JJ: Ron Lanza and Hank Wilson owned the Valencia Rose.

MG: They were school teachers. Tom Ammiano was also a school teacher before he became a politician. He was always a very funny person who wanted to do stand-up. Of course, we all knew that if you went to a club like The Punch Line, it would be pretty painful and very hard to beat the misogynists in the audience. Tom wanted a place to do standup and they came up with the Valencia Rose.

JJ: I had been Tom’s campaign manager when he ran unsuccessfully for the School Board in 1980. I also became one of Hank Wilson’s long-term political allies. He asked the questions that most people didn't dare ask. Tom’s motivation was that he really wanted to be a stand-up comedian and the Valencia Rose started his career. That's where I first saw you Marga, with Tom, on a double bill.

MG: At the Valencia Rose, everyone there knew Whoopi Goldberg. That's where I met Whoopi Goldberg.

JJ: Me too.

MG: Whoopi was always supportive of Donald and Jimmy, who was also very good at throwing comedians out of the club. Because when we would have an open mic, some comedians would come up there and they would be kinda disrespectful and weird, Jimmy would just smile because he would get to throw somebody out. He just had this bouncer side. He was a playwright as well.

One of the Jehovah's Witnesses I met at the bathhouse told me that the Valencia Rose building had been a mortuary. She said that it was a painful place for her because that's where the previous owners had made most of their money during the Vietnam War. It was one of the main mortuaries where the corpses of the soldiers killed in Vietnam ended up.

JJ: It was ironic that this former mortuary became not only a comedy club, but by 1985, a place where the friends and families of people who had died of AIDS began holding memorial services that were celebratory.

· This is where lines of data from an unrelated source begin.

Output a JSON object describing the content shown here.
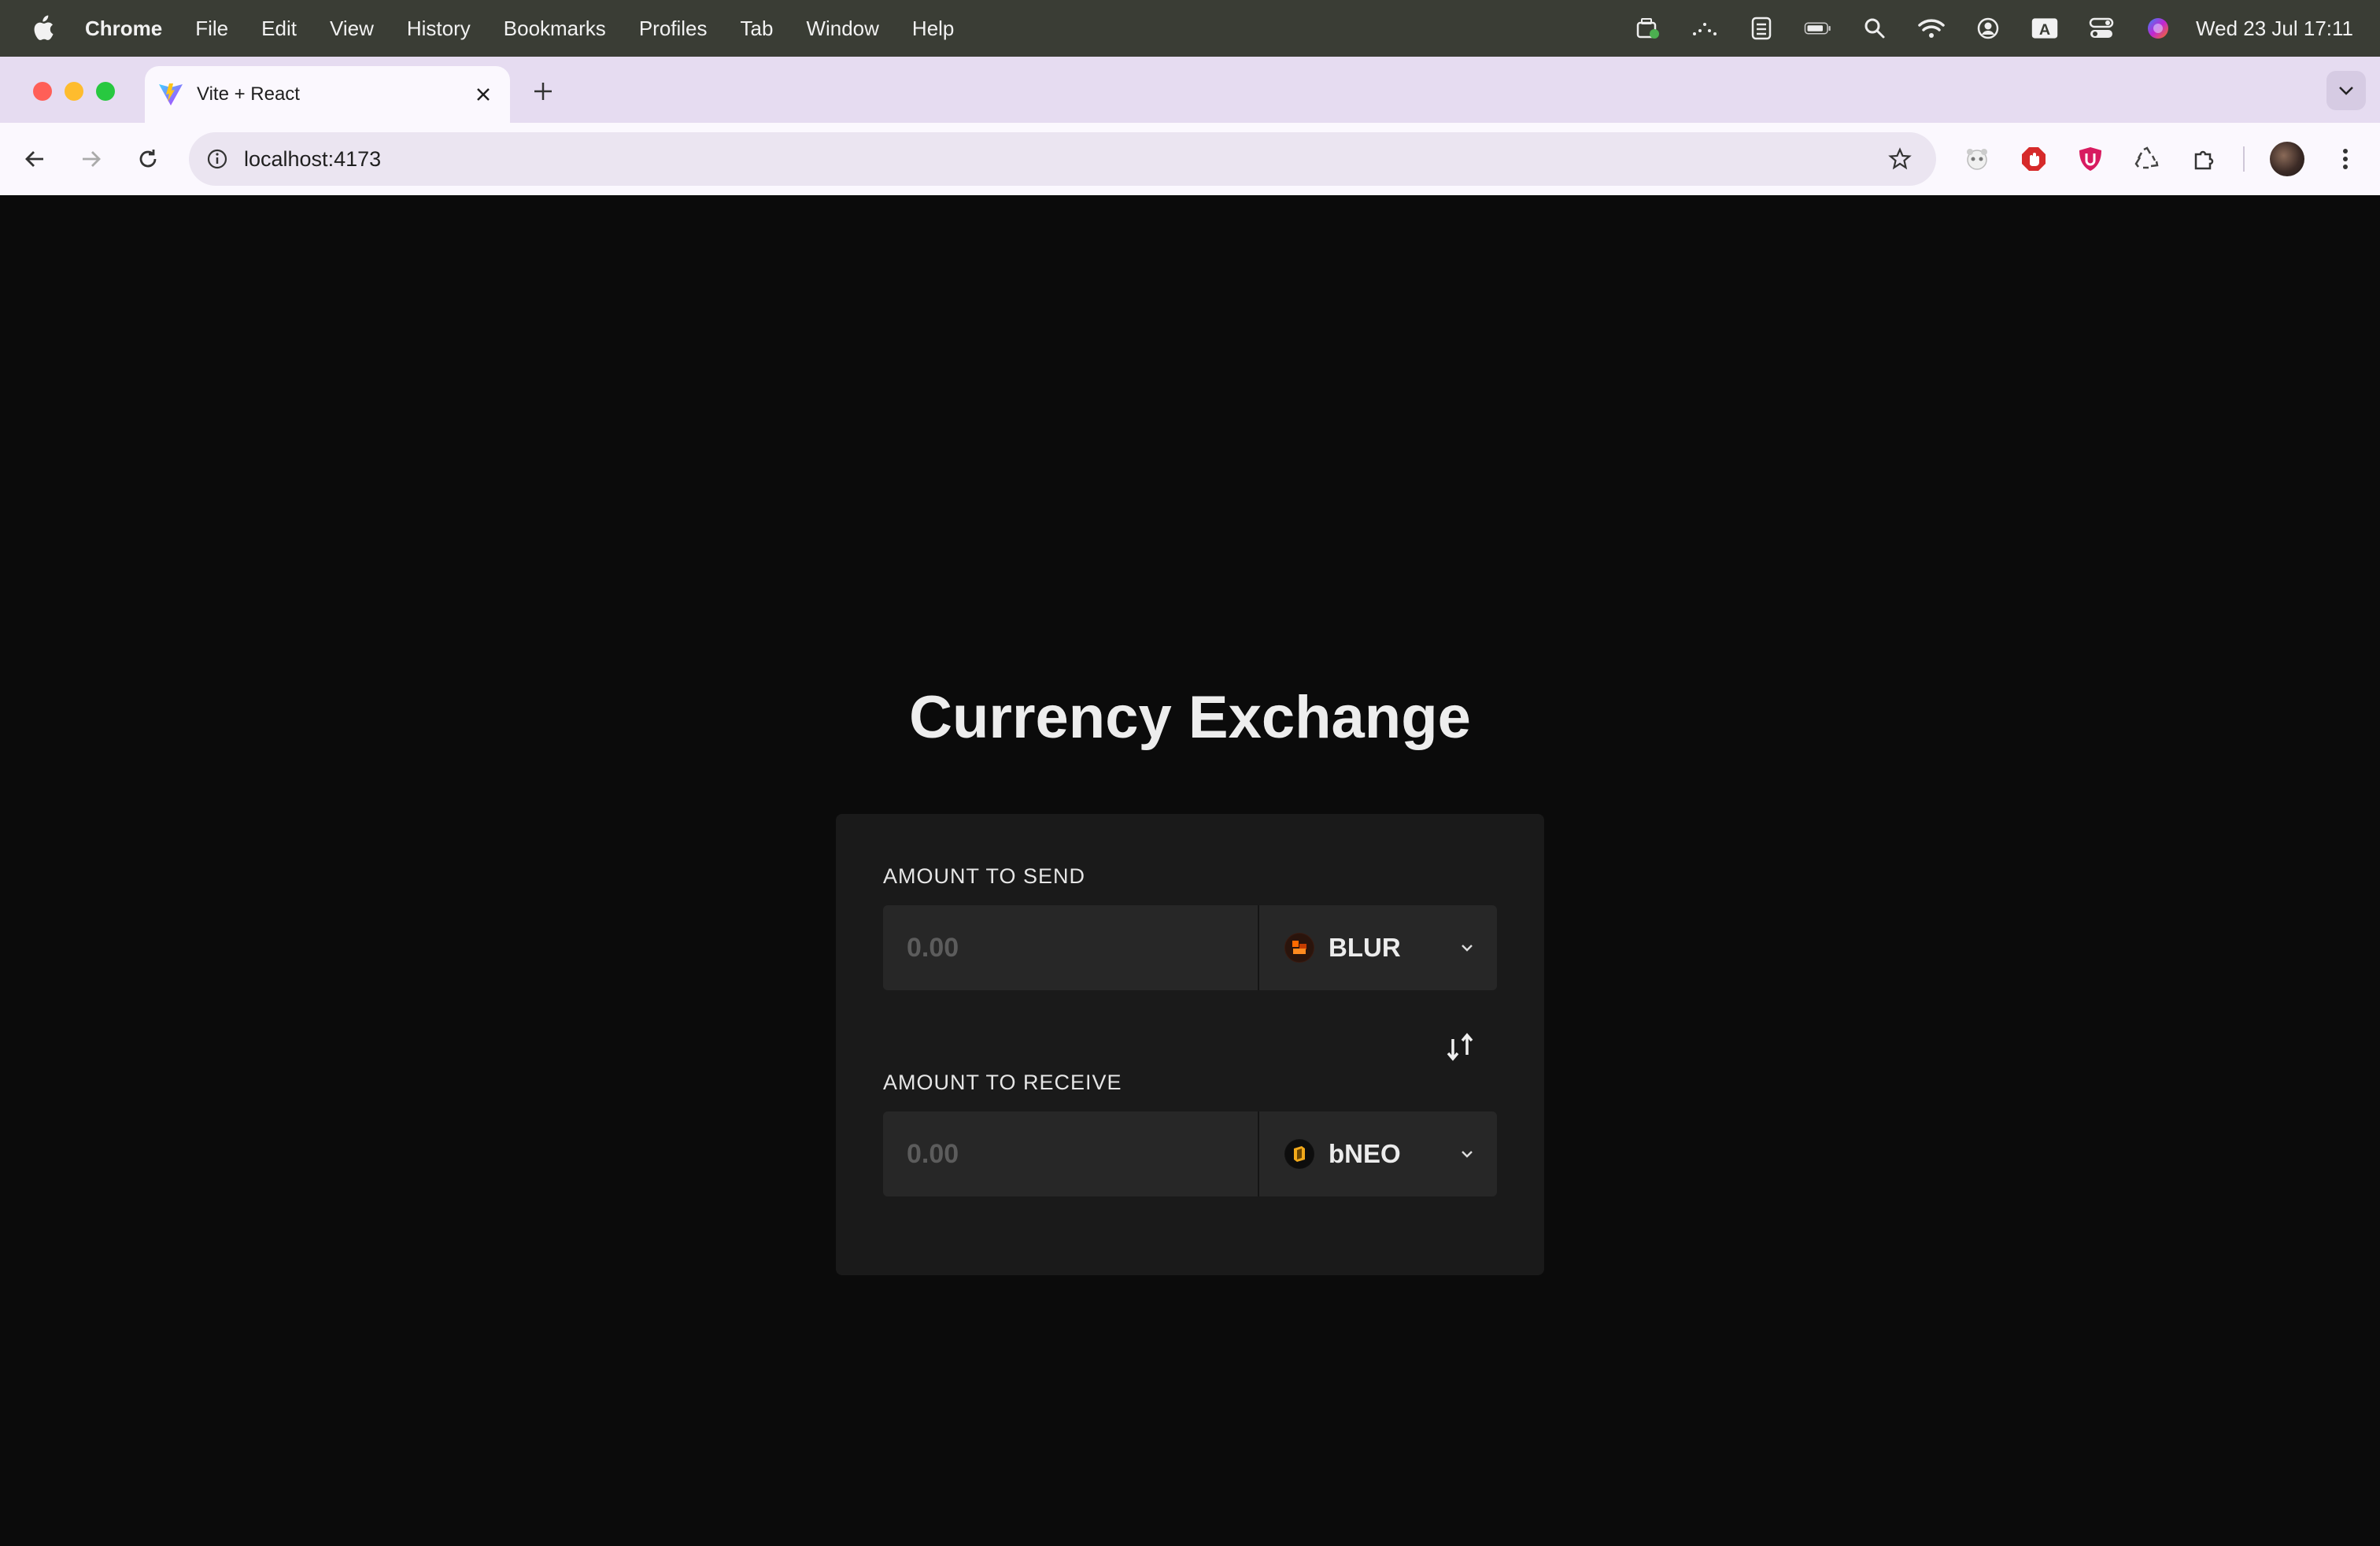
{
  "menubar": {
    "app_name": "Chrome",
    "menus": [
      "File",
      "Edit",
      "View",
      "History",
      "Bookmarks",
      "Profiles",
      "Tab",
      "Window",
      "Help"
    ],
    "clock": "Wed 23 Jul  17:11",
    "keyboard_indicator": "A"
  },
  "browser": {
    "tab_title": "Vite + React",
    "url": "localhost:4173"
  },
  "exchange": {
    "title": "Currency Exchange",
    "send_label": "AMOUNT TO SEND",
    "send_placeholder": "0.00",
    "send_currency": "BLUR",
    "receive_label": "AMOUNT TO RECEIVE",
    "receive_placeholder": "0.00",
    "receive_currency": "bNEO"
  },
  "colors": {
    "page_background": "#0b0b0b",
    "card_background": "#1a1a1a",
    "input_background": "#272727",
    "tab_strip": "#e6dcf1"
  }
}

MG: Then they lost the Valencia Rose. There was a tax issue or whatever.

JJ: The building was purchased by the now defunct New College of California.

MG: Yeah, now it's a bicycle store. It fell out of their hands because they were artists, so they weren't really keeping the books that well. But that’s where I established my voice as a comedian because my mentor, Donald Montwell, was very firm that I had to stay out of the closet. I couldn't go back in.

He had this philosophy that being queer isn't just about who you fuck. Being queer is about being subversive and being a resistor: like Paul Krasner, a straight satirist who published The Realist, a magazine that was quite renowned in the anti-war movement and the resistance movements that came after that.

I'd say Donald, Joan Menkin and René Yañez were my 3 mentors. Joan was one of the most magnetic, arresting performers you could ever see on stage. She was radical politically and most of her work was with the Mime Troupe. She was very committed to the people's movement and to crating art for the people. They might have reached out to me because they were looking for a Latina.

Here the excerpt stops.